In Colorado, a Catholic school has refused readmission to the children of two lesbian parents. “Parents living in open discord with Catholic teaching in areas of faith and morals unfortunately choose by their actions to disqualify their children from enrollment,” explains the Archdiocese of Denver.
Now, the conservative in me thinks that it’s entirely reasonable for a Catholic school to have standards for admission that turn on, well, being Catholic. On the other hand, how can Christianity ever divorce itself from the call to spread the Gospel? And if it cannot divorce itself from this calling, ought we to feel at least a bit squeamish at the sight of Christians barring the doors to children in need of the light and Word and love of Christ?
I recall a Buddhist mother telling Wife and me about her desire to enroll her child in a Wichita Christian school. She told them she didn’t care what religion they taught her child, that they could teach her child Christianity if they liked. They refused her, because they require parents to sign a statement of Christian doctrinal adherence (we Christians call those things “statements of faith,” which ought to make anyone familiar with James 1:22 a tad uncomfortable).

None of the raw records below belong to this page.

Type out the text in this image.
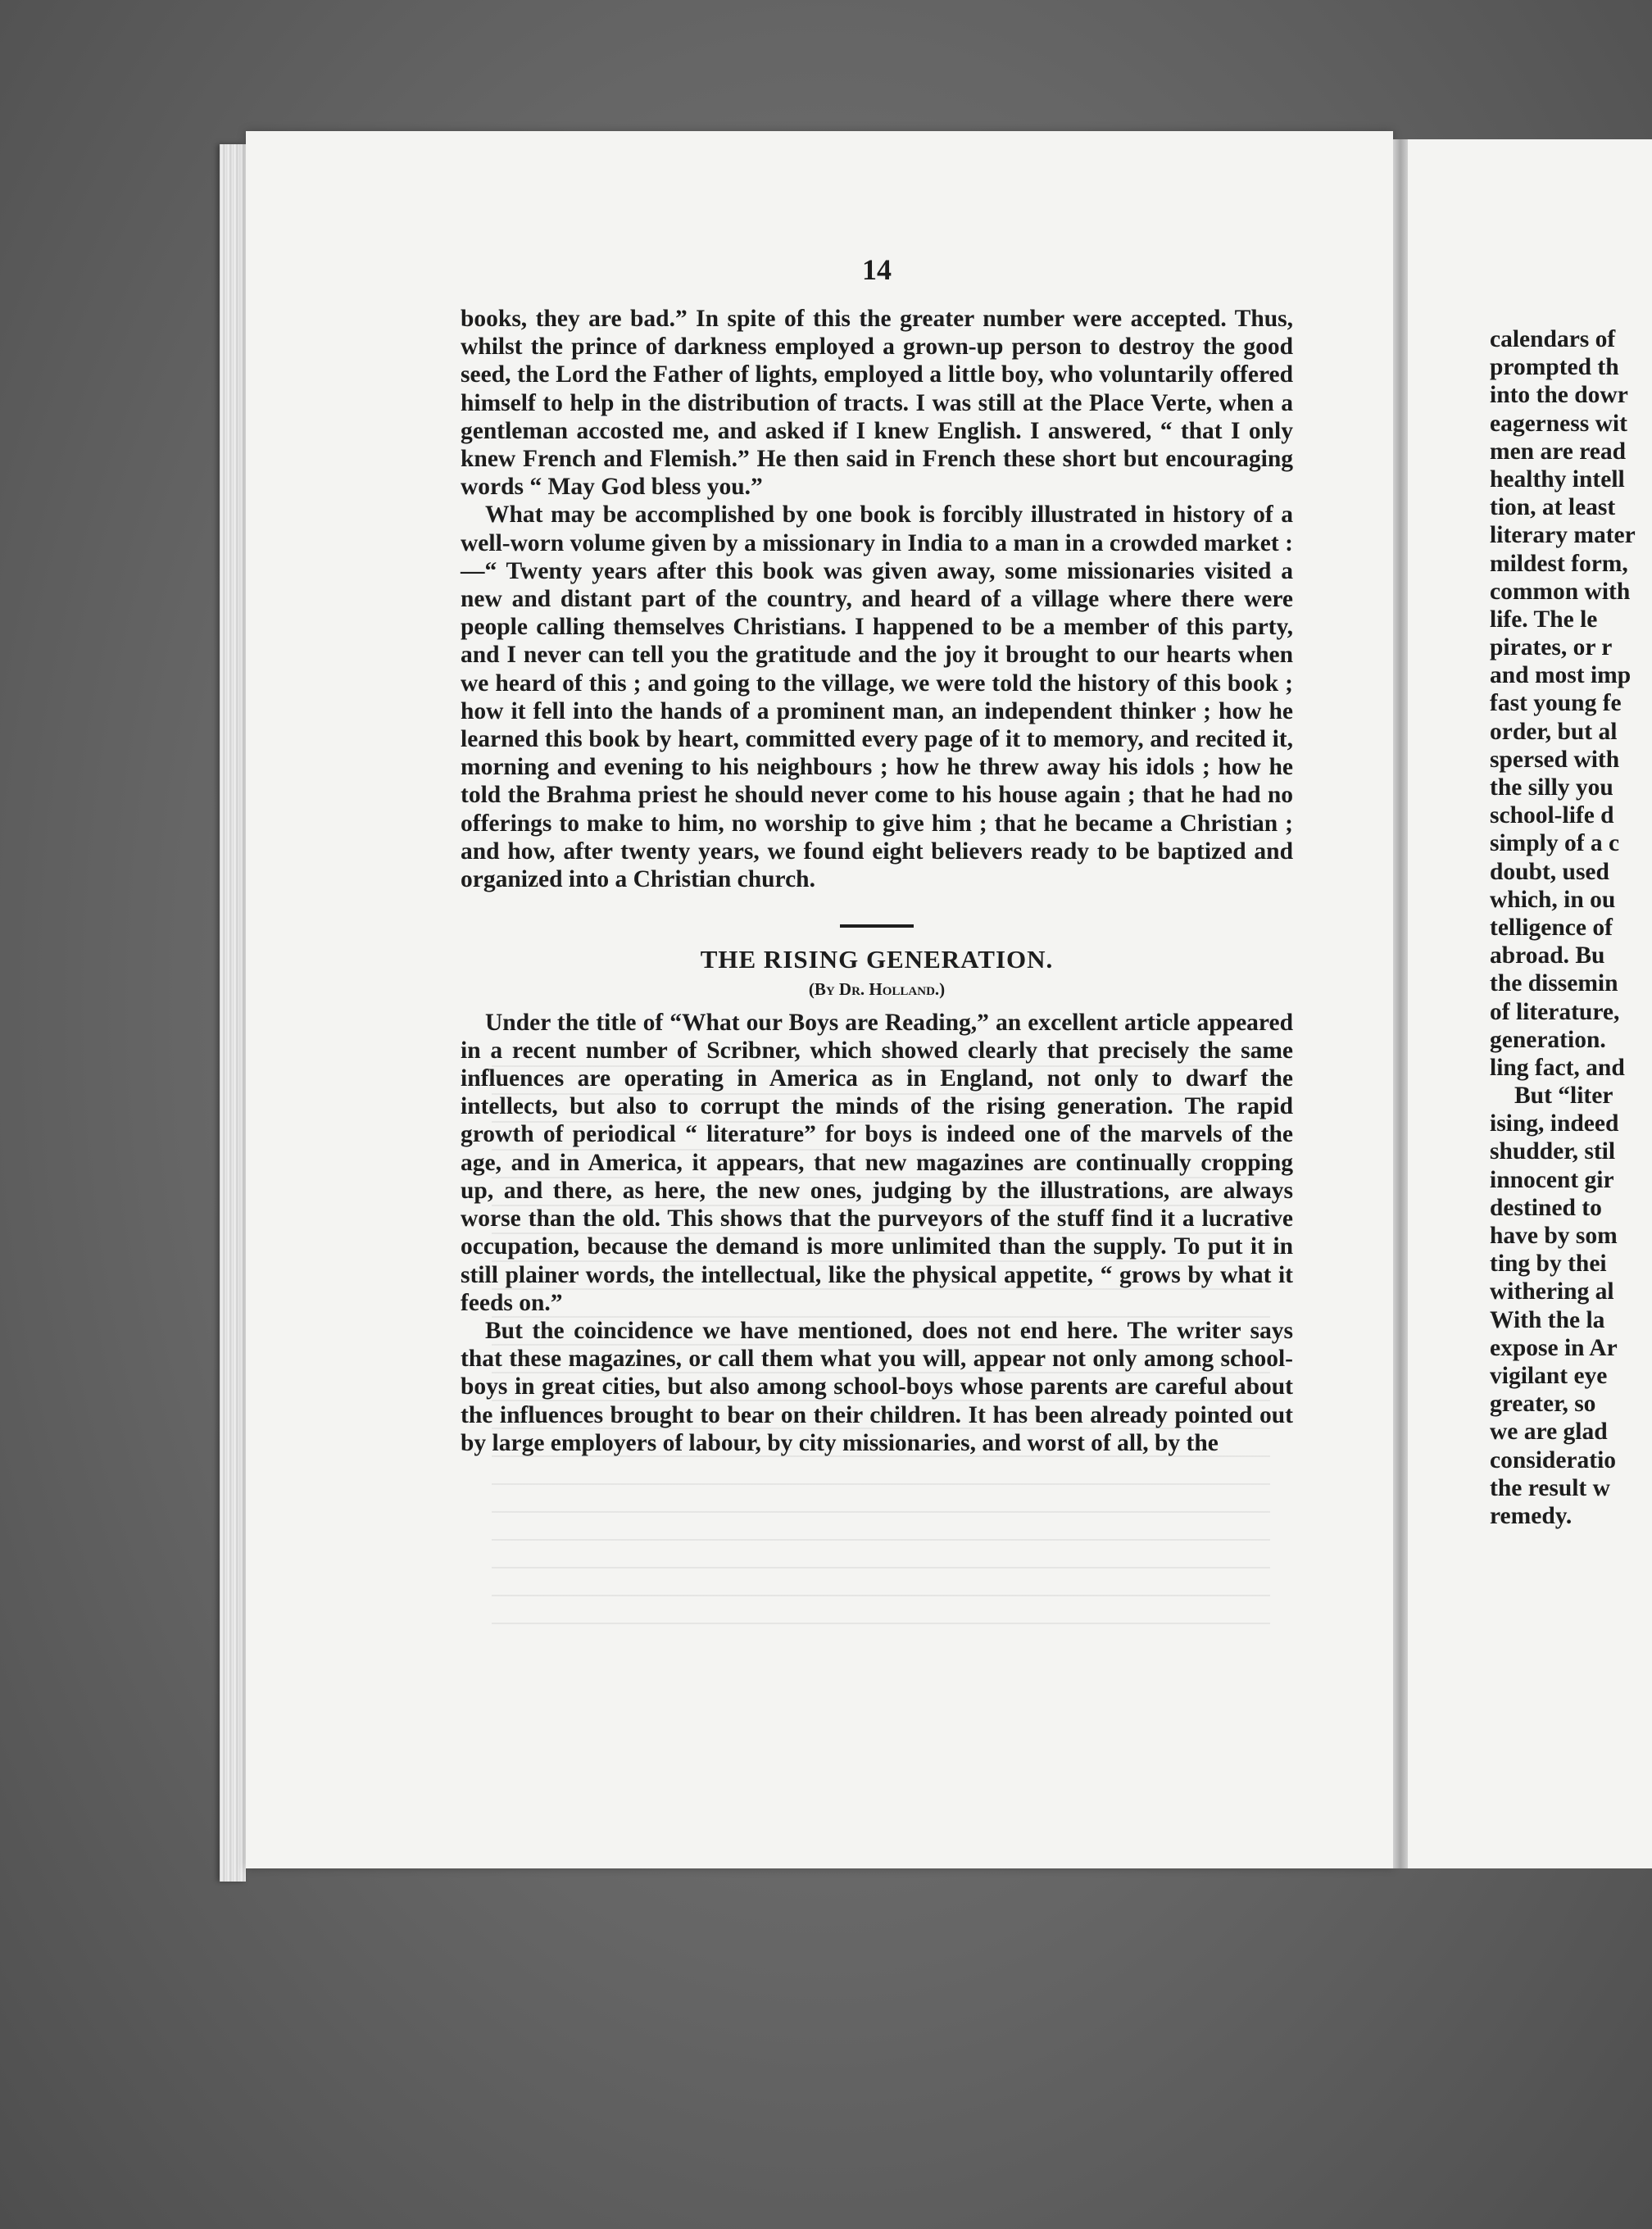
14

books, they are bad.” In spite of this the greater number were accepted. Thus, whilst the prince of darkness employed a grown-up person to destroy the good seed, the Lord the Father of lights, employed a little boy, who voluntarily offered himself to help in the distribution of tracts. I was still at the Place Verte, when a gentleman accosted me, and asked if I knew English. I answered, “ that I only knew French and Flemish.” He then said in French these short but encouraging words “ May God bless you.”

What may be accomplished by one book is forcibly illustrated in history of a well-worn volume given by a missionary in India to a man in a crowded market :—“ Twenty years after this book was given away, some missionaries visited a new and distant part of the country, and heard of a village where there were people calling themselves Christians. I happened to be a member of this party, and I never can tell you the gratitude and the joy it brought to our hearts when we heard of this ; and going to the village, we were told the history of this book ; how it fell into the hands of a prominent man, an independent thinker ; how he learned this book by heart, committed every page of it to memory, and recited it, morning and evening to his neighbours ; how he threw away his idols ; how he told the Brahma priest he should never come to his house again ; that he had no offerings to make to him, no worship to give him ; that he became a Christian ; and how, after twenty years, we found eight believers ready to be baptized and organized into a Christian church.

THE RISING GENERATION.
(By Dr. Holland.)

Under the title of “What our Boys are Reading,” an excellent article appeared in a recent number of Scribner, which showed clearly that precisely the same influences are operating in America as in England, not only to dwarf the intellects, but also to corrupt the minds of the rising generation. The rapid growth of periodical “ literature” for boys is indeed one of the marvels of the age, and in America, it appears, that new magazines are continually cropping up, and there, as here, the new ones, judging by the illustrations, are always worse than the old. This shows that the purveyors of the stuff find it a lucrative occupation, because the demand is more unlimited than the supply. To put it in still plainer words, the intellectual, like the physical appetite, “ grows by what it feeds on.”

But the coincidence we have mentioned, does not end here. The writer says that these magazines, or call them what you will, appear not only among school-boys in great cities, but also among school-boys whose parents are careful about the influences brought to bear on their children. It has been already pointed out by large employers of labour, by city missionaries, and worst of all, by the

calendars of
prompted th
into the dowr
eagerness wit
men are read
healthy intell
tion, at least
literary mater
mildest form,
common with
life. The le
pirates, or r
and most imp
fast young fe
order, but al
spersed with
the silly you
school-life d
simply of a c
doubt, used
which, in ou
telligence of
abroad. Bu
the dissemin
of literature,
generation.
ling fact, and
But “liter
ising, indeed
shudder, stil
innocent gir
destined to
have by som
ting by thei
withering al
With the la
expose in Ar
vigilant eye
greater, so
we are glad
consideratio
the result w
remedy.
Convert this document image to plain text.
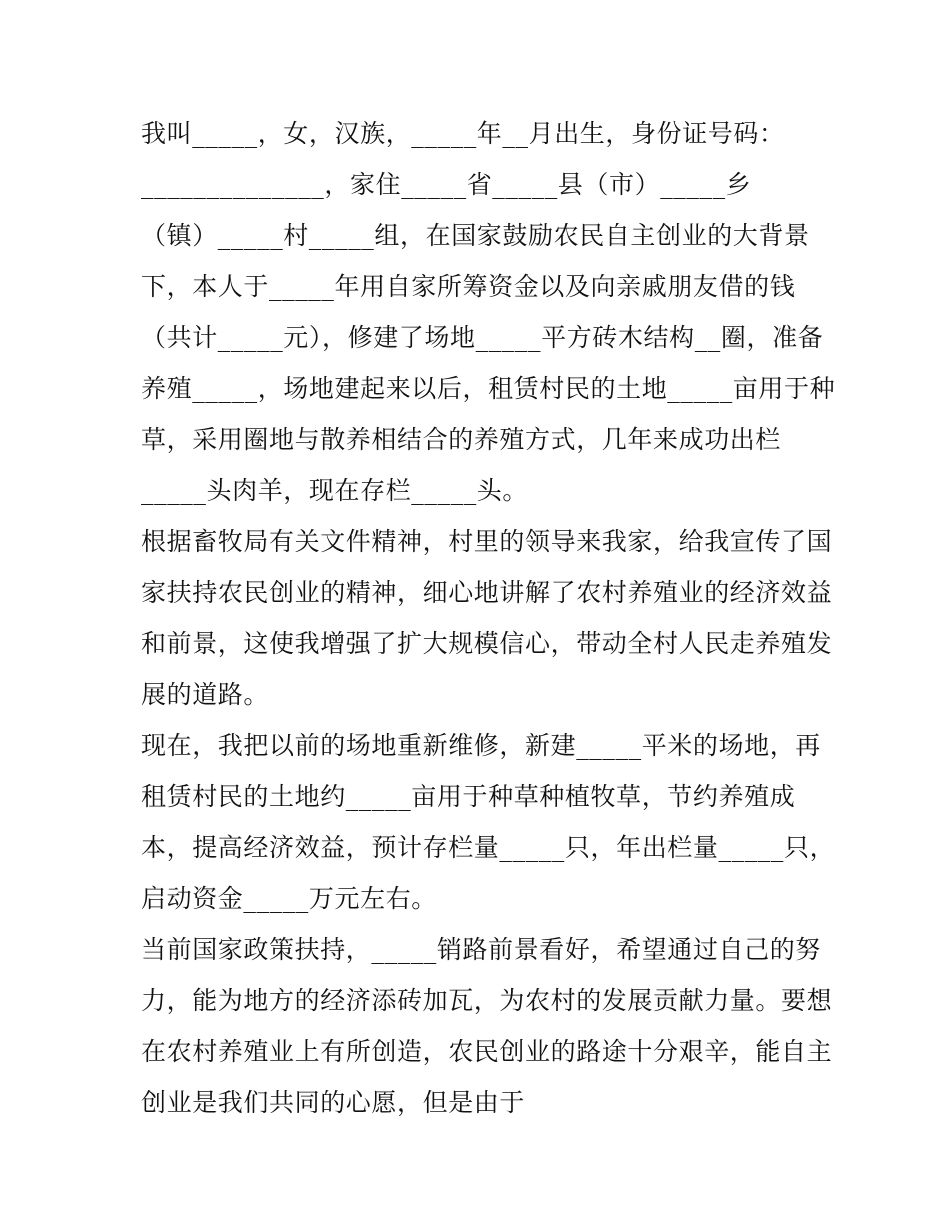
我叫_____，女，汉族，_____年__月出生，身份证号码：
______________，家住_____省_____县（市）_____乡
（镇）_____村_____组，在国家鼓励农民自主创业的大背景
下，本人于_____年用自家所筹资金以及向亲戚朋友借的钱
（共计_____元），修建了场地_____平方砖木结构__圈，准备
养殖_____，场地建起来以后，租赁村民的土地_____亩用于种
草，采用圈地与散养相结合的养殖方式，几年来成功出栏
_____头肉羊，现在存栏_____头。
根据畜牧局有关文件精神，村里的领导来我家，给我宣传了国
家扶持农民创业的精神，细心地讲解了农村养殖业的经济效益
和前景，这使我增强了扩大规模信心，带动全村人民走养殖发
展的道路。
现在，我把以前的场地重新维修，新建_____平米的场地，再
租赁村民的土地约_____亩用于种草种植牧草，节约养殖成
本，提高经济效益，预计存栏量_____只，年出栏量_____只，
启动资金_____万元左右。
当前国家政策扶持，_____销路前景看好，希望通过自己的努
力，能为地方的经济添砖加瓦，为农村的发展贡献力量。要想
在农村养殖业上有所创造，农民创业的路途十分艰辛，能自主
创业是我们共同的心愿，但是由于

I understand the desire of parents who enroll their children in such schools to avoid having their youngsters taught side by side with devil worshippers. On the other hand, if your child’s faith is so weak that sitting next to a confused little devil worshipper in French class can render him apostate, isn’t the problem with your parenting, rather than your school’s admission policy?
It seems that the gold standard is to take them all. Take every child, and compromise not an inch on doctrinal purity or standards of conduct. I know that’s easier said than done. At the very least, however, we ought to pause before turning our backs on the very children we claim to care about when we talk our talk about upholding marriage and spreading the Gospel.